Very few undecided voters are left, again according to ubiquitous polling. Who knows how many of these undecided voters will even bother to vote, since the more partisan a voter is, the more likely that he or she will vote.
"Ground game" (U.S. politics is replete with sports metaphors) is where the election will be decided. Mr. Obama's campaign, it has been reported, has many more local offices in the key states than Mr. Romney. But Mr. Romney leads the President by 20 points among white males, and is way ahead among older Americans. Older Americans tend to vote in higher numbers than younger ones.
No one knows what the voter turnout will be among Hispanics who hugely favour Mr. Obama but might not vote in anything remotely like the percentages among non-Hispanic whites.
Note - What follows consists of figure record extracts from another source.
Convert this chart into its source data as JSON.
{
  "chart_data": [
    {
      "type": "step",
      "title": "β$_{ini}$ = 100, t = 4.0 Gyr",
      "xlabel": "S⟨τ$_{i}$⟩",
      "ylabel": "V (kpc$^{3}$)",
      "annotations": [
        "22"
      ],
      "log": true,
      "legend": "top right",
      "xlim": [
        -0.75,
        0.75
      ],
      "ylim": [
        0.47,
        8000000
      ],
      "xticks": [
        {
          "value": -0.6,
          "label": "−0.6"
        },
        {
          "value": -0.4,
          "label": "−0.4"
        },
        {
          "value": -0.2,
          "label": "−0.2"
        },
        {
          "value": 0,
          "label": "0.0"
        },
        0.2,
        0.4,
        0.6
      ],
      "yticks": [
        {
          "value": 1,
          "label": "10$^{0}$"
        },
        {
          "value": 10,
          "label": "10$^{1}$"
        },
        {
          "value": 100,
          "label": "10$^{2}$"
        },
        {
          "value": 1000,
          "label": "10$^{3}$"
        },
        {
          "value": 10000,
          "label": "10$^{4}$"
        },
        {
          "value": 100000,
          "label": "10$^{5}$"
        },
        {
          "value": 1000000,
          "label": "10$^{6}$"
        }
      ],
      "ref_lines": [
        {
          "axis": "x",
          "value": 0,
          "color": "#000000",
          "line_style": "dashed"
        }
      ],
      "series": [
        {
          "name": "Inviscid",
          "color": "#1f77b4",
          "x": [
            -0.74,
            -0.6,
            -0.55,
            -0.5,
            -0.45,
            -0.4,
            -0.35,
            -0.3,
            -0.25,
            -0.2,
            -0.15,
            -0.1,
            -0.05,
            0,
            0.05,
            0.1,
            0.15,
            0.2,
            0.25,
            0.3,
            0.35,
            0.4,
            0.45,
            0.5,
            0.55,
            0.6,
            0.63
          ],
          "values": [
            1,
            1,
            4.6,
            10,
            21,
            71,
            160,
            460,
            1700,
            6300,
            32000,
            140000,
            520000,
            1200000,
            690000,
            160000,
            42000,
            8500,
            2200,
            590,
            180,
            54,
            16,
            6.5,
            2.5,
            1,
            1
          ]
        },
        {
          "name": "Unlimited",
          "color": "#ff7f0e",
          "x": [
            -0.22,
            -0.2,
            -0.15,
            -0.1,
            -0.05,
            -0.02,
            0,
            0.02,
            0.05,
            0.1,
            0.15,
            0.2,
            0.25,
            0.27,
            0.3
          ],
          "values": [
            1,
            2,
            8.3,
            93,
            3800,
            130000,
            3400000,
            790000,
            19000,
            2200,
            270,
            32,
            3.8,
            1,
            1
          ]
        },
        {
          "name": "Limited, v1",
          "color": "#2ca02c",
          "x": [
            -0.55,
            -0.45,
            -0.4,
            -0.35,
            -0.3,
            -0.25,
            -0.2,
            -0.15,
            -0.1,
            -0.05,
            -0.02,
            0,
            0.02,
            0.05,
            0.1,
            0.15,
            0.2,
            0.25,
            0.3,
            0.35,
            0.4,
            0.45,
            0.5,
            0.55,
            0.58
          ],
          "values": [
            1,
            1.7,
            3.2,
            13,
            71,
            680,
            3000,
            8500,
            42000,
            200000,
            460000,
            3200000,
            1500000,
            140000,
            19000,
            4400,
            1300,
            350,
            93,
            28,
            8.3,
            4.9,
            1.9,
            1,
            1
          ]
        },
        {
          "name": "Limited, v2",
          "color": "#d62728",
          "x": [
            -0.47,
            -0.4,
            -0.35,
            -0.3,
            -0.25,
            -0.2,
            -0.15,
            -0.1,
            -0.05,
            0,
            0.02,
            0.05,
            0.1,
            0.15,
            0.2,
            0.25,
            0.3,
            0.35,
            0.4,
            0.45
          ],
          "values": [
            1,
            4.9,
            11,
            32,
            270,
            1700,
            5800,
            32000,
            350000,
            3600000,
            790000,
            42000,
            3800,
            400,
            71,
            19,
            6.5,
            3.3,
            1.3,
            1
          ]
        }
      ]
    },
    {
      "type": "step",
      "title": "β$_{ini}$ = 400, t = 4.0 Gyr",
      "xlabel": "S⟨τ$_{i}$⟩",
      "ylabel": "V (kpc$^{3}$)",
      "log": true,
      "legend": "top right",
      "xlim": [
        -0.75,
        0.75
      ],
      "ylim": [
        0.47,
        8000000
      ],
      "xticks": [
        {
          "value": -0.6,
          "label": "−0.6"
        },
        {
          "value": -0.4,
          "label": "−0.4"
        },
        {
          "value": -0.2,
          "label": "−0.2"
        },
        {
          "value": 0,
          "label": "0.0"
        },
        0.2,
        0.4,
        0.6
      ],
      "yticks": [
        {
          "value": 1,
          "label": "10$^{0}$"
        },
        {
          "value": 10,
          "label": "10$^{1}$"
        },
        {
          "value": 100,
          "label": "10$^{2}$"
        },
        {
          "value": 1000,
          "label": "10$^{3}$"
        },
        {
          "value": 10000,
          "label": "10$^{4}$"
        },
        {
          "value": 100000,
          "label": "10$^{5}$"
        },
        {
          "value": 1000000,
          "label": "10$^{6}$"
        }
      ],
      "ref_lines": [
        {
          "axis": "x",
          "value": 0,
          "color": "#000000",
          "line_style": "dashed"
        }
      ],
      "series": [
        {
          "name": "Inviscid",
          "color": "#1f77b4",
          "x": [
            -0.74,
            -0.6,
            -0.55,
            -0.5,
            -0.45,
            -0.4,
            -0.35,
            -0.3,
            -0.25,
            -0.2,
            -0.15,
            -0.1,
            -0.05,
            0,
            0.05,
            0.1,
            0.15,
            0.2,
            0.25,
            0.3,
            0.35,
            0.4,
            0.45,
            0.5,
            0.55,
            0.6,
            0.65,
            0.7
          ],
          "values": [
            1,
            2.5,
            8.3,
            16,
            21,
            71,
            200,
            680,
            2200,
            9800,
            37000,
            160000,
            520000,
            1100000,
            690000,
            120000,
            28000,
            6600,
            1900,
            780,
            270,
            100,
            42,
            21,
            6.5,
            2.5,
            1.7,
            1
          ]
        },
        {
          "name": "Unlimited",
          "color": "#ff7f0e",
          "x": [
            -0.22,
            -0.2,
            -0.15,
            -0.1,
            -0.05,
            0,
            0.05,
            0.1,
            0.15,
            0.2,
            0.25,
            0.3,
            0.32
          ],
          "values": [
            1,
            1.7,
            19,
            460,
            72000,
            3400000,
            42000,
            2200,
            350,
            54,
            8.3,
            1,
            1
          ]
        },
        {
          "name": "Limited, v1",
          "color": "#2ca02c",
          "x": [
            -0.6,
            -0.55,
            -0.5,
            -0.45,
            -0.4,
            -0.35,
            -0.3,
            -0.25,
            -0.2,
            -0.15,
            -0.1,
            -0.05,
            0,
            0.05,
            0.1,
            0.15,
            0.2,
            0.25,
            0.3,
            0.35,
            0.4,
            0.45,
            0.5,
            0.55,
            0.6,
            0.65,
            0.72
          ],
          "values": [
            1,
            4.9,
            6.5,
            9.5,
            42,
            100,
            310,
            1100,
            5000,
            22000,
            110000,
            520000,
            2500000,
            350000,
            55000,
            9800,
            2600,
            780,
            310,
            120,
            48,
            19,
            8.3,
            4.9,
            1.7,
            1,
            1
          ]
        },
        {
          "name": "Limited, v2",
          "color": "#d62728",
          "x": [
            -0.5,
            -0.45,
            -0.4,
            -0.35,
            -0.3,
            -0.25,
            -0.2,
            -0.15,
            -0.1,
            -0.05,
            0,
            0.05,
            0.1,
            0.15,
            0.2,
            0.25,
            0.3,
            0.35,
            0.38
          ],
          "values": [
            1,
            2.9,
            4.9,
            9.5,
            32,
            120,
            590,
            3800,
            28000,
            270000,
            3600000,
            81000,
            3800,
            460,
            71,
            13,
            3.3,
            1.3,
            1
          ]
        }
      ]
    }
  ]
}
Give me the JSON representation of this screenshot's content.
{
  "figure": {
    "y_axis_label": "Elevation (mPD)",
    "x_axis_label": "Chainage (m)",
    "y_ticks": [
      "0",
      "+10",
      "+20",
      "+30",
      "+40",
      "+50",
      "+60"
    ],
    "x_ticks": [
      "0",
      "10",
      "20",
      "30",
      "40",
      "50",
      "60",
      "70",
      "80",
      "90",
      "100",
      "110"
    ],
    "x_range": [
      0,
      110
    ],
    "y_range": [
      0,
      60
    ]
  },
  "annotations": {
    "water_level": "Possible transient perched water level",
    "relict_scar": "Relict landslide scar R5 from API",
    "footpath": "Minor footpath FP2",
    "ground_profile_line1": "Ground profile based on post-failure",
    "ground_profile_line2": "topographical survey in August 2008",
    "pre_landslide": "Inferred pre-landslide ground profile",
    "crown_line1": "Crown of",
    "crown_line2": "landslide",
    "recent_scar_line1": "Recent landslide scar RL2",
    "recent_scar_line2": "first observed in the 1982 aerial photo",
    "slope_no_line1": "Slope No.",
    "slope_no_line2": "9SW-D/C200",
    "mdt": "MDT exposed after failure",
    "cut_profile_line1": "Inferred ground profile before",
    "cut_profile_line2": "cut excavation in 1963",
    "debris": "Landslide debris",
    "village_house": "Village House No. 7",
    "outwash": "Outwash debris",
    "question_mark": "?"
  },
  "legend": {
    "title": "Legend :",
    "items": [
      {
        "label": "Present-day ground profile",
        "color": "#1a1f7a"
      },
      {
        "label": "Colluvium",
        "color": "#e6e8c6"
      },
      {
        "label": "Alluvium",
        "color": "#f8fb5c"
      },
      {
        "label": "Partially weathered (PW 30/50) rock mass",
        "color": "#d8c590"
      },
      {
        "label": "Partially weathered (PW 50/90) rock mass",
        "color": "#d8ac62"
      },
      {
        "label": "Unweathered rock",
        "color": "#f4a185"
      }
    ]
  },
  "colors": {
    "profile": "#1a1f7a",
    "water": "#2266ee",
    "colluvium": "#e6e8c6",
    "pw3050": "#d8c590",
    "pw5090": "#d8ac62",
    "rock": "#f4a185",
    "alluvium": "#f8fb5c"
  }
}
Hispanics (who come from many countries and cannot be considered a single block) are critical constituencies in Nevada, Colorado and Florida. Blacks, of course, are massively for Mr. Obama, but a drop of four or five percentage points in their turnout compared to four years ago might prove costly to the President in battleground southern states.
Similarly, as happened last time and will happen again: The vast evangelical movement will be in high gear, fired up even unto the last weekend by sermons and out-of-church exhortations to vote Republican. No one should underestimate this constituency's voting power in rural and suburban areas in key states such as North Carolina, Virginia, Florida, Iowa and, yes, even in Ohio where, in the southern and central parts of the state, Republican strength is found.
Was it a wisp of desperation at the campaign's end that Mr. Romney ran completely false advertisements in Ohio and South Florida: the first about Jeep planning to ship jobs to China (assertions publicly denounced by auto company executives), the second about Venezuelan President Hugo Chavez and Cuba's Fidel Castro supporting Mr. Obama? In a campaign featuring so many misleading charges, it's doubtful one last blast of gibberish will make much difference.
Perhaps, however, the late-campaign endorsements of Mr. Obama by former Republican secretary of state Colin Powell and Republican-Independent New York Mayor Michael Bloomberg will suggest to centrist voters that the President is, warts and all, the better man for the nation's top job.
Then again, there are few undecided voters left, and New York City is a Democratic Party stronghold anyway. And moderate Republicans like these men are increasingly rare in their party.
Even if Mr. Obama wins, his margin will certainly be smaller than the one four years ago, a testament to disappointment in certain quarters. He is a long way from the "Yes We Can" campaign that propelled him to the White House. If he wins, as seems likely, he will have hung on rather desperately.
If Mitt Romney wins, the postelection narrative will have to give him credit for persistence, overcoming stumbles and the mocking from all the doubters, including many in his own party, that he has the right stuff.
If Mr. Romney loses, watch for the conservative elements in the party and the media, now in the ascendancy, to claim, implausibly but defiantly, that defeat flowed from not having been radical enough.